Freie Demokraten: Inklusion aussetzen!

logo-stadtratsfraktionFDP will Lehrer und Schüler entlasten und Förderschulen erhalten – statt ideologischer Zwangsinklusion

Saarbrücken, den 03.01.2017 – Die Freien Demokraten im Saarbrücker Stadtrat fordern eine vorübergehende Aussetzung weiterer Maßnahmen zur Inklusion. „Wir warnen vor einer weiteren Forcierung der Inklusion an Saarbrücker Schulen.

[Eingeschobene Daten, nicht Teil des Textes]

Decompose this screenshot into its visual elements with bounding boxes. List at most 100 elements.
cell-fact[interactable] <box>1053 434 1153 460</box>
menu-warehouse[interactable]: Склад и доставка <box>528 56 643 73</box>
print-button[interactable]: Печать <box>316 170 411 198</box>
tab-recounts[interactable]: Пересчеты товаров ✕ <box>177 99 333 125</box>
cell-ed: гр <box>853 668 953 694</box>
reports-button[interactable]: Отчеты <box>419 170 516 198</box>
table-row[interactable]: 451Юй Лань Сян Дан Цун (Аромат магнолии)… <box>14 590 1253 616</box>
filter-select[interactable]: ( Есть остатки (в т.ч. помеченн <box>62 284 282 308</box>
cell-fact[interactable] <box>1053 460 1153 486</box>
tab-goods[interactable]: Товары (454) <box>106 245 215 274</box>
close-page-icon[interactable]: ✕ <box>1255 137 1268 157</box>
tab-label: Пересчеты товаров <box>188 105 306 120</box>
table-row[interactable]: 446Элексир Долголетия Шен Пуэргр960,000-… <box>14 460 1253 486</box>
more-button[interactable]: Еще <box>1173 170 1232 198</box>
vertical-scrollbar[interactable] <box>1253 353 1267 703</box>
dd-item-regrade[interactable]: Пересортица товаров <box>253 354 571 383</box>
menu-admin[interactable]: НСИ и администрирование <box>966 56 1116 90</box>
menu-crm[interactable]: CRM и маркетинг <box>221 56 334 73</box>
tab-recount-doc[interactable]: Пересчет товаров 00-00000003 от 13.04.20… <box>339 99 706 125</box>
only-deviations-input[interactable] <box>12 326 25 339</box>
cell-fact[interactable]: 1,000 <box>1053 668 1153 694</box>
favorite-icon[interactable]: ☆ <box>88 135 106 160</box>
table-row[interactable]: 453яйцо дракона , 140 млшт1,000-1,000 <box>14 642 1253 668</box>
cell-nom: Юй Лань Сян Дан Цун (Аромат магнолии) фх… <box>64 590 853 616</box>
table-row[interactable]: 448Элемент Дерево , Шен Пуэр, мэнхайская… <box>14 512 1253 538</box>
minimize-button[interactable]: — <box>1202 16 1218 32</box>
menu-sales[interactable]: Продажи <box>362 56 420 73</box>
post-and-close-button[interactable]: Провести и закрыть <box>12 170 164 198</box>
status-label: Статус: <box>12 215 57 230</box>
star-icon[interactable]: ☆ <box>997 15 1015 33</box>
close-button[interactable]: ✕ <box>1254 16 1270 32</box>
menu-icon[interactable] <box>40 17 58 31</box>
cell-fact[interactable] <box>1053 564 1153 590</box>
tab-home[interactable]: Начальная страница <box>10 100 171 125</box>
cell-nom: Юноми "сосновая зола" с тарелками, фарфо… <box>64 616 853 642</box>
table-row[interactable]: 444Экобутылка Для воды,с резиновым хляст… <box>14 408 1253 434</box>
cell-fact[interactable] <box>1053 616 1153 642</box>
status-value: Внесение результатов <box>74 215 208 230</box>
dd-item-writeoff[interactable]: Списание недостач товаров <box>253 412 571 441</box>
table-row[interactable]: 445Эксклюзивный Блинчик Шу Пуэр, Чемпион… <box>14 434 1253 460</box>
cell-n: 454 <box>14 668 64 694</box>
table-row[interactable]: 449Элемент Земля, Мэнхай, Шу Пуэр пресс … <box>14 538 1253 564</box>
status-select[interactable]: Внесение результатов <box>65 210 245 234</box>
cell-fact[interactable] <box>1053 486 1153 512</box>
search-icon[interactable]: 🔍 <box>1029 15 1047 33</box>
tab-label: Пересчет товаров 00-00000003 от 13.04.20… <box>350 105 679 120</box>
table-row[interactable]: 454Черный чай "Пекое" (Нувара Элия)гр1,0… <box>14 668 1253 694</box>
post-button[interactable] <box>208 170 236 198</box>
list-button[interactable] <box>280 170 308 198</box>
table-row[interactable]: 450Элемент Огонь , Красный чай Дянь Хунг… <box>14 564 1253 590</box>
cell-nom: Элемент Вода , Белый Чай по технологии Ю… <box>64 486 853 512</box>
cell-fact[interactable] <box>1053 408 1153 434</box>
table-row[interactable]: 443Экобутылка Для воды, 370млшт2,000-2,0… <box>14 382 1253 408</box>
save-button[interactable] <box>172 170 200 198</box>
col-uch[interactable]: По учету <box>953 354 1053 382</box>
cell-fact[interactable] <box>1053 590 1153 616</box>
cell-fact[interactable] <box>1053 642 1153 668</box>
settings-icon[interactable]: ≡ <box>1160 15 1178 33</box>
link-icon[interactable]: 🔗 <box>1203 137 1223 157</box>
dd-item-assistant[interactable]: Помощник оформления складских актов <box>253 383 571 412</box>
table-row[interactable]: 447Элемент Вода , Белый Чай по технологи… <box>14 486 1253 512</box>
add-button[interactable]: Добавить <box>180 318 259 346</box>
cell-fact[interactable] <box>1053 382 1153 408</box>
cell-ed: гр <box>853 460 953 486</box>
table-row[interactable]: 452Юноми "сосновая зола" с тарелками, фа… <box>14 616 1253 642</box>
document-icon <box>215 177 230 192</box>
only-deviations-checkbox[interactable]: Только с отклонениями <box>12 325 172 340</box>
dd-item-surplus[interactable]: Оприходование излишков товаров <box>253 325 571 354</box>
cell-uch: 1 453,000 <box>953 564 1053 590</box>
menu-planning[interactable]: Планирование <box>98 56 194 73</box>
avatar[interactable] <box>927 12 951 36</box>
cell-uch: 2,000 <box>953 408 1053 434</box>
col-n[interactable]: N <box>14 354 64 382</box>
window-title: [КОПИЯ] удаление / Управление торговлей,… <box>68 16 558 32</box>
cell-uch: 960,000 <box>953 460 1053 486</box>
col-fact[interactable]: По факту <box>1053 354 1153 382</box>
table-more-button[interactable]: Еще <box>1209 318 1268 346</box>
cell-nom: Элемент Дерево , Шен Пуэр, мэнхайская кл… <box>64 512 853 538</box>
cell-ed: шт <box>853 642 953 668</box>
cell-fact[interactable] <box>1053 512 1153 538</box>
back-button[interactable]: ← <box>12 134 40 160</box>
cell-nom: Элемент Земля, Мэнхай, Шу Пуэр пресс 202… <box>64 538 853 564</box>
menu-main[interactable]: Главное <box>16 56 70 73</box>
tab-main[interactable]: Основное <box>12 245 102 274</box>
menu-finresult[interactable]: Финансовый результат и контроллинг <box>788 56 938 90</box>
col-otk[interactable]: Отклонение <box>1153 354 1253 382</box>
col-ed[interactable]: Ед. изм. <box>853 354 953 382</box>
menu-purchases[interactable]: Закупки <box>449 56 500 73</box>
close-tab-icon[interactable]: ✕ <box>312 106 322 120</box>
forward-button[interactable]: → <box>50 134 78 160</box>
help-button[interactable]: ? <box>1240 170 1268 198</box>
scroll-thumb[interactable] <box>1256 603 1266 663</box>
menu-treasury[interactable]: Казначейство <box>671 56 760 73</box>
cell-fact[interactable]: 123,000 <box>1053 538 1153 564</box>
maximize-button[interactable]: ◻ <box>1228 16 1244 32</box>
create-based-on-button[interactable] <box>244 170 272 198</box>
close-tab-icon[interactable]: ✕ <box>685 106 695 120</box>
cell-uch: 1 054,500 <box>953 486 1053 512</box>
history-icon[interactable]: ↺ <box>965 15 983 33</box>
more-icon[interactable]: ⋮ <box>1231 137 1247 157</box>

Bereits die jetzige Situation belastet Schüler, Lehrer und Eltern über Gebühr!“, so Tobias Raab, bildungspolitischer Sprecher und stellvertretender Fraktionsvorsitzender der FDP-Stadtratsfraktion. Die Rahmenbedingungen an den Saarbrücker Schulen ermöglichten es derzeit nicht die Inklusion weiter voranzutreiben. „Die Klassen sind zu groß und die Ausstattung nicht vorhanden, um jedem Kind individuell die bestmögliche Schulbildung zu ermöglichen“, so Raab.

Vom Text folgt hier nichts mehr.